Additional Information and Where to Find It
This press release does not constitute an offer to sell or the solicitation of an offer to buy any securities or a solicitation of any vote or approval. This press release may be deemed to be solicitation material in respect of the Merger. In connection with the proposed transaction, the Company has filed a preliminary proxy statement with the SEC and Canadian securities regulatory authorities, and following the filing of the definitive proxy statement with the SEC and Canadian securities regulatory authorities, the Company will mail the definitive proxy statement and proxy card to each stockholder entitled to vote at the special meeting relating to the proposed Merger. STOCKHOLDERS OF THE COMPANY ARE URGED TO READ THE PROXY STATEMENT (INCLUDING ANY AMENDMENTS OR SUPPLEMENTS THERETO AND ANY DOCUMENTS INCORPORATED BY REFERENCE THEREIN) AND OTHER RELEVANT DOCUMENTS IN CONNECTION WITH THE PROPOSED TRANSACTION THAT THE COMPANY FILES WITH THE SEC AND CANADIAN SECURITIES REGULATORY AUTHORITIES WHEN THEY BECOME AVAILABLE BECAUSE THEY CONTAIN IMPORTANT INFORMATION ABOUT THE PROPOSED TRANSACTION AND THE PARTIES TO THE PROPOSED TRANSACTION. Stockholders and investors are able to obtain free copies of the proxy statement and other relevant materials (when they become available) and other documents filed by the Company at the SEC’s website at www.sec.gov and the website of the Canadian securities regulatory authorities at www.sedar.com. Copies of the proxy statement and the filings incorporated by reference therein may also be obtained, without charge, by contacting the Company’s Investor Relations department at [email protected] or (416) 526-1563.

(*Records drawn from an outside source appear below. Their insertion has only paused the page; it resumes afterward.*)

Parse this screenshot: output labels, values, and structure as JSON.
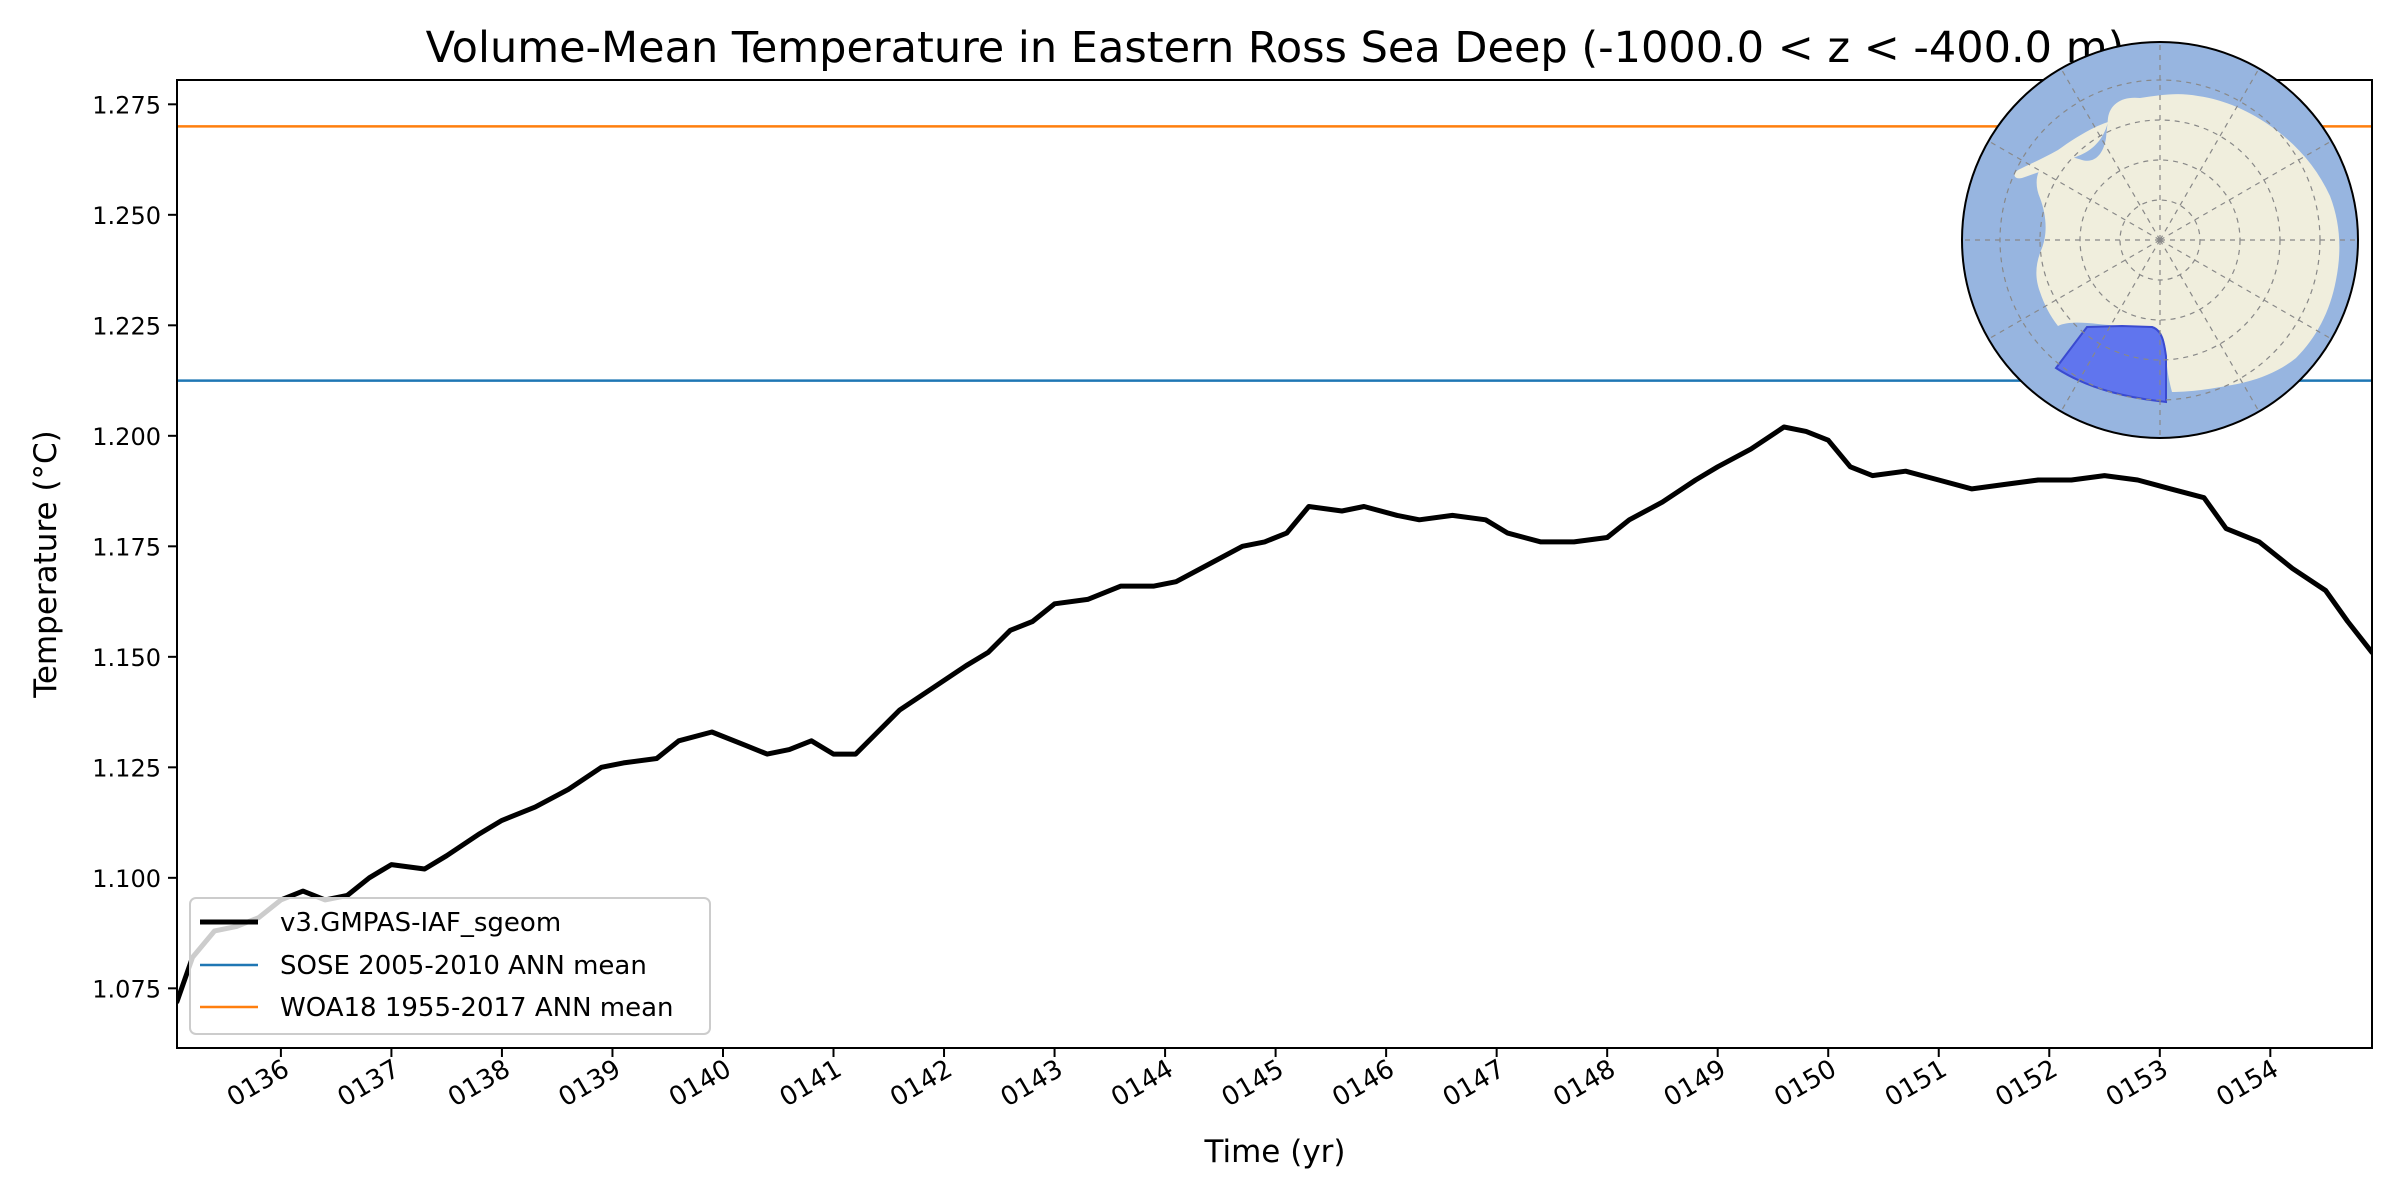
{
  "chart_data": {
    "type": "line",
    "title": "Volume-Mean Temperature in Eastern Ross Sea Deep (-1000.0 < z < -400.0 m)",
    "xlabel": "Time (yr)",
    "ylabel": "Temperature ($^\\circ$C)",
    "ylabel_display": "Temperature (°C)",
    "xlim": [
      135.06,
      154.92
    ],
    "ylim": [
      1.0615,
      1.2805
    ],
    "x_ticks": [
      136,
      137,
      138,
      139,
      140,
      141,
      142,
      143,
      144,
      145,
      146,
      147,
      148,
      149,
      150,
      151,
      152,
      153,
      154
    ],
    "x_tick_labels": [
      "0136",
      "0137",
      "0138",
      "0139",
      "0140",
      "0141",
      "0142",
      "0143",
      "0144",
      "0145",
      "0146",
      "0147",
      "0148",
      "0149",
      "0150",
      "0151",
      "0152",
      "0153",
      "0154"
    ],
    "y_ticks": [
      1.075,
      1.1,
      1.125,
      1.15,
      1.175,
      1.2,
      1.225,
      1.25,
      1.275
    ],
    "y_tick_labels": [
      "1.075",
      "1.100",
      "1.125",
      "1.150",
      "1.175",
      "1.200",
      "1.225",
      "1.250",
      "1.275"
    ],
    "grid": false,
    "legend_position": "lower-left",
    "series": [
      {
        "name": "v3.GMPAS-IAF_sgeom",
        "color": "#000000",
        "x": [
          135.06,
          135.2,
          135.4,
          135.6,
          135.8,
          136.0,
          136.2,
          136.4,
          136.6,
          136.8,
          137.0,
          137.3,
          137.5,
          137.8,
          138.0,
          138.3,
          138.6,
          138.9,
          139.1,
          139.4,
          139.6,
          139.9,
          140.2,
          140.4,
          140.6,
          140.8,
          141.0,
          141.2,
          141.4,
          141.6,
          141.9,
          142.2,
          142.4,
          142.6,
          142.8,
          143.0,
          143.3,
          143.6,
          143.9,
          144.1,
          144.4,
          144.7,
          144.9,
          145.1,
          145.3,
          145.6,
          145.8,
          146.1,
          146.3,
          146.6,
          146.9,
          147.1,
          147.4,
          147.7,
          148.0,
          148.2,
          148.5,
          148.8,
          149.0,
          149.3,
          149.6,
          149.8,
          150.0,
          150.2,
          150.4,
          150.7,
          151.0,
          151.3,
          151.6,
          151.9,
          152.2,
          152.5,
          152.8,
          153.1,
          153.4,
          153.6,
          153.9,
          154.2,
          154.5,
          154.7,
          154.92
        ],
        "values": [
          1.072,
          1.082,
          1.088,
          1.089,
          1.091,
          1.095,
          1.097,
          1.095,
          1.096,
          1.1,
          1.103,
          1.102,
          1.105,
          1.11,
          1.113,
          1.116,
          1.12,
          1.125,
          1.126,
          1.127,
          1.131,
          1.133,
          1.13,
          1.128,
          1.129,
          1.131,
          1.128,
          1.128,
          1.133,
          1.138,
          1.143,
          1.148,
          1.151,
          1.156,
          1.158,
          1.162,
          1.163,
          1.166,
          1.166,
          1.167,
          1.171,
          1.175,
          1.176,
          1.178,
          1.184,
          1.183,
          1.184,
          1.182,
          1.181,
          1.182,
          1.181,
          1.178,
          1.176,
          1.176,
          1.177,
          1.181,
          1.185,
          1.19,
          1.193,
          1.197,
          1.202,
          1.201,
          1.199,
          1.193,
          1.191,
          1.192,
          1.19,
          1.188,
          1.189,
          1.19,
          1.19,
          1.191,
          1.19,
          1.188,
          1.186,
          1.179,
          1.176,
          1.17,
          1.165,
          1.158,
          1.151
        ]
      },
      {
        "name": "SOSE 2005-2010 ANN mean",
        "color": "#1f77b4",
        "constant": 1.2125
      },
      {
        "name": "WOA18 1955-2017 ANN mean",
        "color": "#ff7f0e",
        "constant": 1.27
      }
    ],
    "inset_map": {
      "type": "south-polar-map",
      "region": "Eastern Ross Sea",
      "ocean_color": "#97b5e0",
      "land_color": "#f0eedd",
      "region_color": "#5a6ef0"
    }
  }
}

Participants in Solicitation
The Company and its directors, executive officers and certain employees, may be deemed, under SEC rules and applicable rules in Canada, to be participants in the solicitation of proxies in respect of the Merger. Information regarding the Company’s directors and executive officers is available in its annual proxy statement and preliminary proxy statement related to the proposed transaction filed with the SEC and Canadian securities regulatory authorities on April 23, 2019 and December 13, 2019, respectively. Other information regarding the participants in the proxy solicitation and a description of their direct and indirect interests, by security holdings or otherwise, will be contained in the definitive proxy statement and other relevant materials to be filed with the SEC and Canadian securities regulatory authorities (when they become available). These documents can be obtained free of charge from the Company (when they become available) from the sources indicated above.